Chips has worked to become more bank- and customer-friendly by eliminating rules that required members to maintain New York City offices.

Further initiatives could enhance the system's appeal, Mr. Thomas said. One such effort includes adding an electronic data interchange capability by April 2000.

"Corporations want to be able to deliver the payment information with the payment," Mr. Thomas said.

Another initiative involves immediate finality of payments, an attribute that was previously unique to the Federal Reserve's Fed Wire system. However, unlike Fed Wire, the proposed Chips system would not technically be a "real-time gross settlement system."

Chips would be a continuously matching, multilateral netting system that would eliminate whatever slim settlement risk still exists in the current design.

"We are very excited about that," Ms. Considine said. "It delivers the efficiency of a netting system and the finality that one gets in a real- time gross settlement system. It is a hybrid that combines the best of both worlds."

The new clearing system, which requires Fed approval, has been in development for two years.

It would let banks initiate transactions using a prefunded Chips account balance-typically about 10% of the net debit limit on the payment amount that any one participant can make to others at any given time.

Chips would receive a payment request and the system's algorithms would then continuously look for other payments in the system to add to the prefunded amount, effecting the settlement.

In several tests that simulated Chips' peak day, prefunded balances of about $3.3 billion were able to release about $2.18 trillion of payments, almost 98% of the day's volume.

The final funding phase at the end would have required about $18 billion to cover about $65 billion of transactions.

Mr. Thomas said the prefunding system would not only achieve finality, but would prompt larger transactions early in the morning, a rare phenomenon in both Chips and Fed Wire despite their moves last year to a longer operating day that overlapped with overseas payment systems.

Chips banks typically send out smaller payments first to avoid running up against their net debit caps. A fifth of Chips payments, accounting for only 2% of average total dollar value, are processed by 7 a.m., Mr. Thomas said.

He said banks also avoid making large Fed Wire payments early to dodge intraday overdraft fees.

"We believe we can get those (early) payments out at a very minimal cost to the banking industry," Mr. Thomas said.

The New York Clearing House will soon send its system proposals to the Fed for approval and hopes to implement it by April 2000.
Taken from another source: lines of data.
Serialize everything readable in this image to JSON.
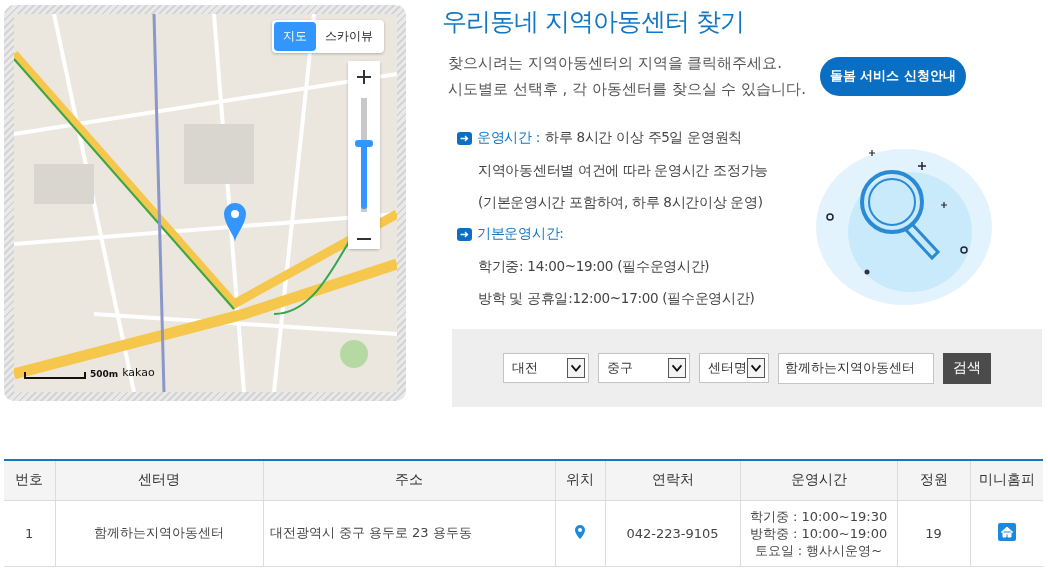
{
  "map": {
    "map_types": [
      {
        "label": "지도",
        "selected": true
      },
      {
        "label": "스카이뷰",
        "selected": false
      }
    ],
    "zoom": {
      "level": 0.6
    },
    "scale": "500m",
    "provider": "kakao"
  },
  "title": "우리동네 지역아동센터 찾기",
  "intro": [
    "찾으시려는 지역아동센터의 지역을 클릭해주세요.",
    "시도별로 선택후 , 각 아동센터를 찾으실 수 있습니다."
  ],
  "guide_button": "돌봄 서비스 신청안내",
  "info": [
    {
      "heading": "운영시간 :",
      "text": "하루 8시간 이상 주5일 운영원칙",
      "lines": [
        "지역아동센터별 여건에 따라 운영시간 조정가능",
        "(기본운영시간 포함하여, 하루 8시간이상 운영)"
      ]
    },
    {
      "heading": "기본운영시간:",
      "lines": [
        "학기중: 14:00~19:00 (필수운영시간)",
        "방학 및 공휴일:12:00~17:00 (필수운영시간)"
      ]
    }
  ],
  "search": {
    "selects": [
      "대전",
      "중구",
      "센터명"
    ],
    "query": "함께하는지역아동센터",
    "button": "검색"
  },
  "table": {
    "columns": [
      "번호",
      "센터명",
      "주소",
      "위치",
      "연락처",
      "운영시간",
      "정원",
      "미니홈피"
    ],
    "rows": [
      {
        "number": "1",
        "name": "함께하는지역아동센터",
        "address": "대전광역시 중구 용두로 23 용두동",
        "phone": "042-223-9105",
        "hours": [
          "학기중 : 10:00~19:30",
          "방학중 : 10:00~19:00",
          "토요일 : 행사시운영~"
        ],
        "capacity": "19"
      }
    ]
  }
}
A spokesman at the Federal Reserve Bank of New York indicated he was aware of the new Chips effort and noted that several Fed officials have expressed interest in it. The spokesman declined to comment further.
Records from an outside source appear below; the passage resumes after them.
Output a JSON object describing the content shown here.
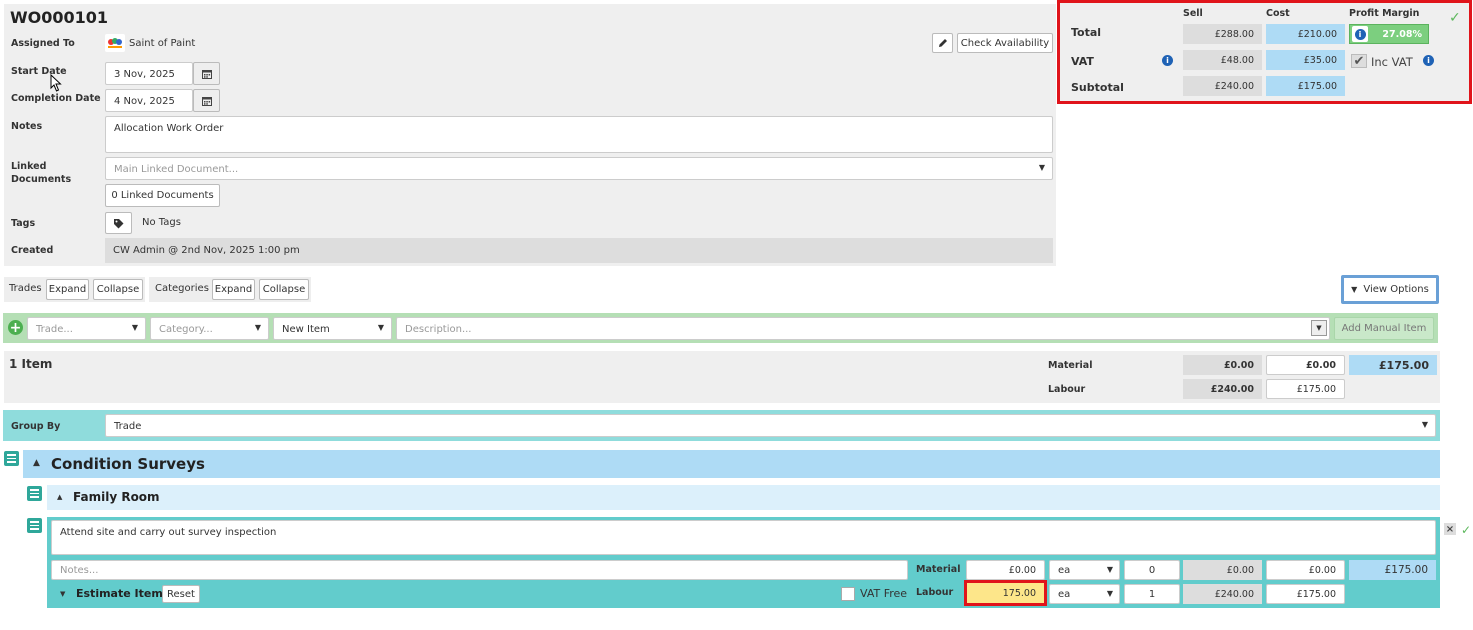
{
  "header": {
    "wo_number": "WO000101"
  },
  "form": {
    "assigned_label": "Assigned To",
    "assigned_value": "Saint of Paint",
    "start_label": "Start Date",
    "start_value": "3 Nov, 2025",
    "completion_label": "Completion Date",
    "completion_value": "4 Nov, 2025",
    "notes_label": "Notes",
    "notes_value": "Allocation Work Order",
    "linked_label_1": "Linked",
    "linked_label_2": "Documents",
    "linked_placeholder": "Main Linked Document...",
    "linked_count": "0 Linked Documents",
    "tags_label": "Tags",
    "tags_value": "No Tags",
    "created_label": "Created",
    "created_value": "CW Admin @ 2nd Nov, 2025 1:00 pm",
    "check_availability": "Check Availability"
  },
  "totals": {
    "col_sell": "Sell",
    "col_cost": "Cost",
    "col_margin": "Profit Margin",
    "total_label": "Total",
    "total_sell": "£288.00",
    "total_cost": "£210.00",
    "margin": "27.08%",
    "vat_label": "VAT",
    "vat_sell": "£48.00",
    "vat_cost": "£35.00",
    "inc_vat": "Inc VAT",
    "subtotal_label": "Subtotal",
    "subtotal_sell": "£240.00",
    "subtotal_cost": "£175.00",
    "highlight_color": "#e0141b"
  },
  "toolbar": {
    "trades_label": "Trades",
    "expand": "Expand",
    "collapse": "Collapse",
    "categories_label": "Categories",
    "view_options": "View Options"
  },
  "add_row": {
    "trade_placeholder": "Trade...",
    "category_placeholder": "Category...",
    "item_value": "New Item",
    "description_placeholder": "Description...",
    "add_manual": "Add Manual Item"
  },
  "summary": {
    "count": "1 Item",
    "material_label": "Material",
    "material_sell": "£0.00",
    "material_cost": "£0.00",
    "total_blue": "£175.00",
    "labour_label": "Labour",
    "labour_sell": "£240.00",
    "labour_cost": "£175.00"
  },
  "group": {
    "label": "Group By",
    "value": "Trade"
  },
  "tree": {
    "trade": "Condition Surveys",
    "category": "Family Room",
    "item": {
      "description": "Attend site and carry out survey inspection",
      "notes_placeholder": "Notes...",
      "title": "Estimate Item",
      "reset": "Reset",
      "vat_free": "VAT Free",
      "material_label": "Material",
      "material_rate": "£0.00",
      "material_unit": "ea",
      "material_qty": "0",
      "material_sell": "£0.00",
      "material_cost": "£0.00",
      "item_total": "£175.00",
      "labour_label": "Labour",
      "labour_rate": "175.00",
      "labour_unit": "ea",
      "labour_qty": "1",
      "labour_sell": "£240.00",
      "labour_cost": "£175.00"
    }
  }
}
Sources said the Federal Reserve will likely raise the concern that banks could use central bank credit to prefund their Chips accounts, in which case the Fed would be indirectly underwriting Chips.

But others said the Fed should look at the system from a risk perspective and not as a threat to Fed Wire.

"It's the right thing at the right time," said Mr. Labrecque, who said it follows other private- and public-sector collaborative efforts to drive down payments risk, such as that which occurs when a failing bank cannot cover its open positions.

"I think they have absolutely encouraged us over 20 years to get to this point," Mr. Labrecque said.

New York Clearing House officials say they have the overall payment system's best interests at heart. They like to point out that Chips was ahead on compliance with an influential Bank for International Settlements policy statement on risk, the 1990 Lamfalussy Report, even before it was issued.

"Safety and soundness and risk elimination are just as important to us I think as it is to the Fed," said Ms. Considine.

Mr. Labrecque said the clearing house has been working hand-in-hand with the central banking system to "make Chips a model clearing system for the world" and it expects to be supported through the application process.

"We have taken tremendous amounts of risk out of the system already," the Chase executive said. "We will certainly be the first private-sector system to get to finality."